Gene ID'd in Autoinflammatory Syndrome in Children
(HealthDay News) — A candidate gene has been identified in a new autoinflammatory syndrome in children, according to a study published online July 16 in the New England Journal of Medicine.
Yu Lin, M.D., PhD, from the National Institutes of Health in Bethesda, Md., and colleagues analyzed DNA from an index patient with early-onset systemic inflammation, cutaneous vasculopathy, and pulmonary inflammation. In this patient and five unrelated children with similar clinical phenotypes, a candidate gene, TMEM173, encoding the stimulator of interferon genes (STING) was sequenced. Clinical and immunological evaluations were conducted for four of the children.
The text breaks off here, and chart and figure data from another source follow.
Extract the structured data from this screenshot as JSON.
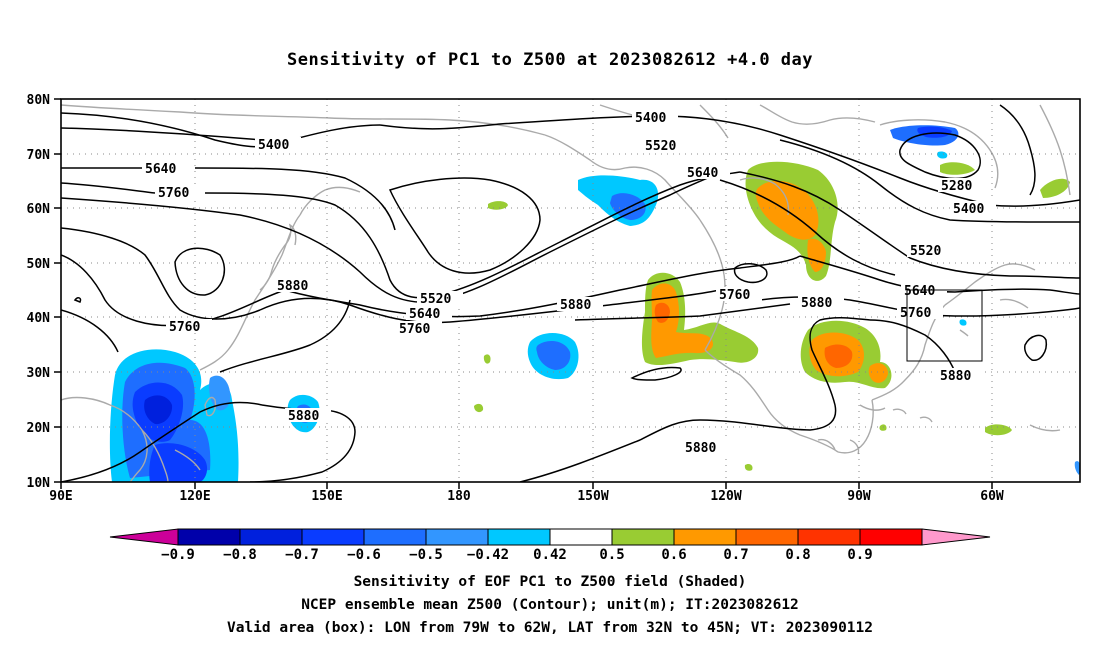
{
  "title": "Sensitivity of PC1 to Z500 at 2023082612 +4.0 day",
  "map": {
    "lat_ticks": [
      "80N",
      "70N",
      "60N",
      "50N",
      "40N",
      "30N",
      "20N",
      "10N"
    ],
    "lon_ticks": [
      "90E",
      "120E",
      "150E",
      "180",
      "150W",
      "120W",
      "90W",
      "60W"
    ],
    "grid": "dotted",
    "coastline_color": "#aaaaaa",
    "contour_color": "#000000",
    "valid_box": {
      "lon": [
        "79W",
        "62W"
      ],
      "lat": [
        "32N",
        "45N"
      ]
    }
  },
  "contour_labels": [
    "5400",
    "5400",
    "5520",
    "5640",
    "5760",
    "5640",
    "5760",
    "5880",
    "5880",
    "5520",
    "5640",
    "5760",
    "5880",
    "5760",
    "5880",
    "5280",
    "5400",
    "5520",
    "5640",
    "5760",
    "5880",
    "5880"
  ],
  "colorbar": {
    "labels": [
      "-0.9",
      "-0.8",
      "-0.7",
      "-0.6",
      "-0.5",
      "-0.42",
      "0.42",
      "0.5",
      "0.6",
      "0.7",
      "0.8",
      "0.9"
    ],
    "colors": [
      "#cc0099",
      "#0000aa",
      "#0020dd",
      "#0a3cff",
      "#1e6eff",
      "#3296ff",
      "#00c8ff",
      "#ffffff",
      "#99cc33",
      "#ff9900",
      "#ff6600",
      "#ff3300",
      "#ff0000",
      "#ff99cc"
    ]
  },
  "captions": {
    "line1": "Sensitivity of EOF PC1 to Z500 field (Shaded)",
    "line2": "NCEP ensemble mean Z500 (Contour); unit(m); IT:2023082612",
    "line3": "Valid area (box): LON from 79W to 62W, LAT from 32N to 45N; VT: 2023090112"
  }
}
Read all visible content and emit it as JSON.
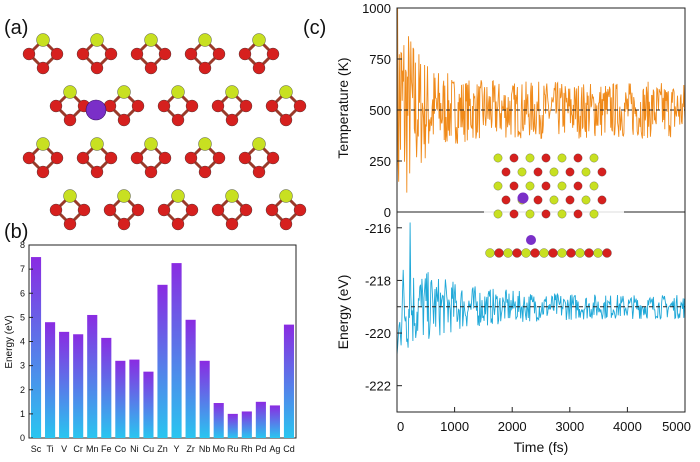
{
  "panels": {
    "a": {
      "label": "(a)"
    },
    "b": {
      "label": "(b)"
    },
    "c": {
      "label": "(c)"
    }
  },
  "colors": {
    "oxygen": "#d6201e",
    "sulfur": "#c8e021",
    "dopant": "#7a2fc8",
    "bar_top": "#8a2be2",
    "bar_bottom": "#29c6f0",
    "temperature_line": "#f08a1a",
    "energy_line": "#1fa8d8",
    "reference_line": "#222222"
  },
  "chart_data": [
    {
      "type": "bar",
      "panel": "b",
      "categories": [
        "Sc",
        "Ti",
        "V",
        "Cr",
        "Mn",
        "Fe",
        "Co",
        "Ni",
        "Cu",
        "Zn",
        "Y",
        "Zr",
        "Nb",
        "Mo",
        "Ru",
        "Rh",
        "Pd",
        "Ag",
        "Cd"
      ],
      "values": [
        7.5,
        4.8,
        4.4,
        4.3,
        5.1,
        4.15,
        3.2,
        3.25,
        2.75,
        6.35,
        7.25,
        4.9,
        3.2,
        1.45,
        1.0,
        1.1,
        1.5,
        1.35,
        4.7
      ],
      "ylabel": "Energy (eV)",
      "ylim": [
        0,
        8
      ],
      "yticks": [
        "0",
        "1",
        "2",
        "3",
        "4",
        "5",
        "6",
        "7",
        "8"
      ],
      "xlabel": "",
      "title": ""
    },
    {
      "type": "line",
      "panel": "c-top",
      "ylabel": "Temperature (K)",
      "ylim": [
        0,
        1000
      ],
      "yticks": [
        "0",
        "250",
        "500",
        "750",
        "1000"
      ],
      "xlim": [
        0,
        5000
      ],
      "reference_y": 500,
      "series": [
        {
          "mean": 500,
          "initial_amplitude": 650,
          "late_amplitude": 140
        }
      ]
    },
    {
      "type": "line",
      "panel": "c-bottom",
      "xlabel": "Time (fs)",
      "ylabel": "Energy (eV)",
      "ylim": [
        -223,
        -215.4
      ],
      "yticks": [
        "-216",
        "-218",
        "-220",
        "-222"
      ],
      "xlim": [
        0,
        5000
      ],
      "xticks": [
        "0",
        "1000",
        "2000",
        "3000",
        "4000",
        "5000"
      ],
      "reference_y": -219,
      "series": [
        {
          "mean": -219.0,
          "start": -220.9,
          "peak": -215.8,
          "late_amplitude": 0.45
        }
      ]
    }
  ]
}
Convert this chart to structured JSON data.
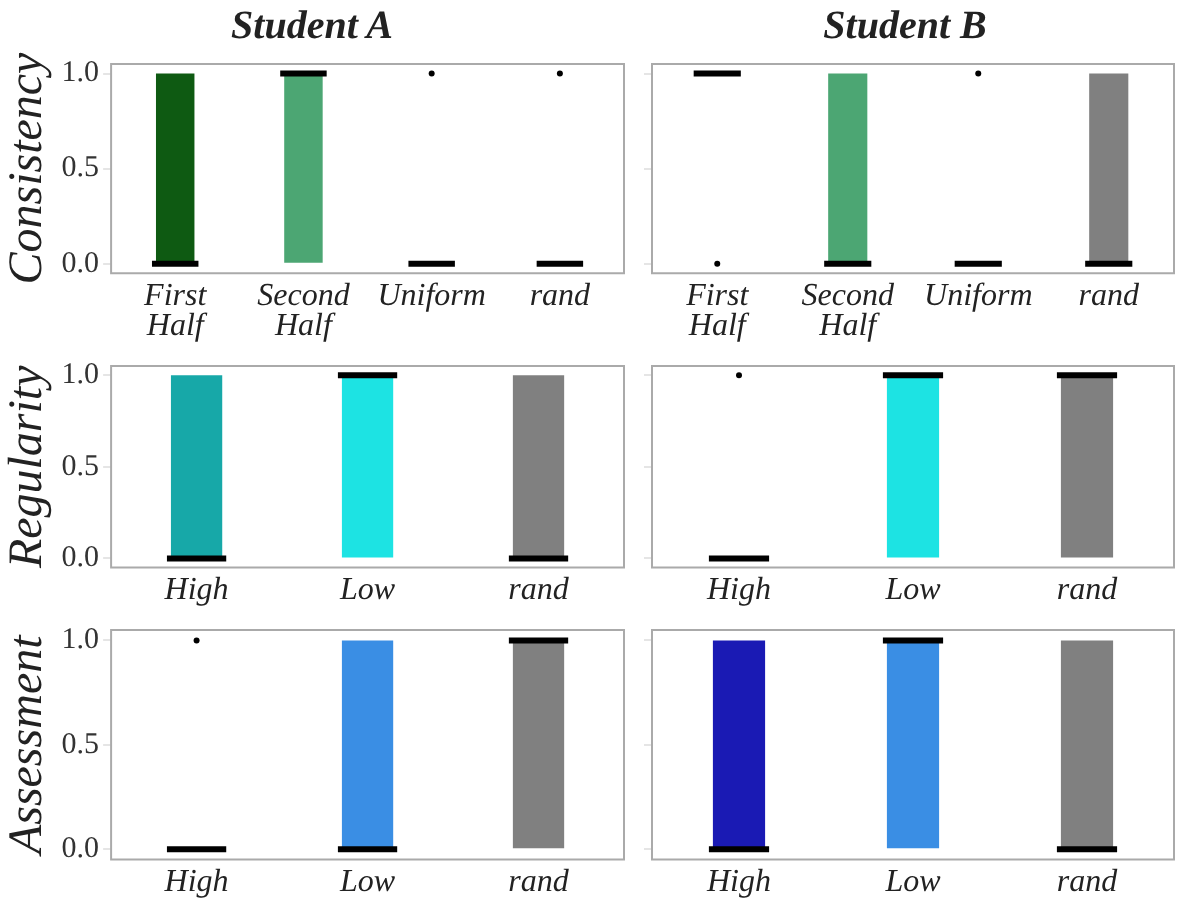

In all six patients, the researchers identified three mutations in exon 5 of TMEM173. In peripheral blood mononuclear cells from the patients, elevated transcription of IFNB1 and other gene targets of STING indicated constitutive activation of the pathway that can only be further up-regulated with stimulation. Cyclic guanosine monophosphate-adenosine monophosphate (cGAMP) stimulation correlated with increased transcription of IFNB1, but not of the genes encoding interleukin-1, interleukin-6, or tumor necrosis factor, in fibroblasts from patients. Elevated IFNB1 reporter levels were identified in HEK293T cells transfected with mutant STING constructs. Endothelial cells were found to express STING, and exposure to cGAMP triggered endothelial activation and apoptosis in these cells.
"STING-associated vasculopathy with onset in infancy is an autoinflammatory disease caused by gain-of-function mutations in TMEM173," the authors write.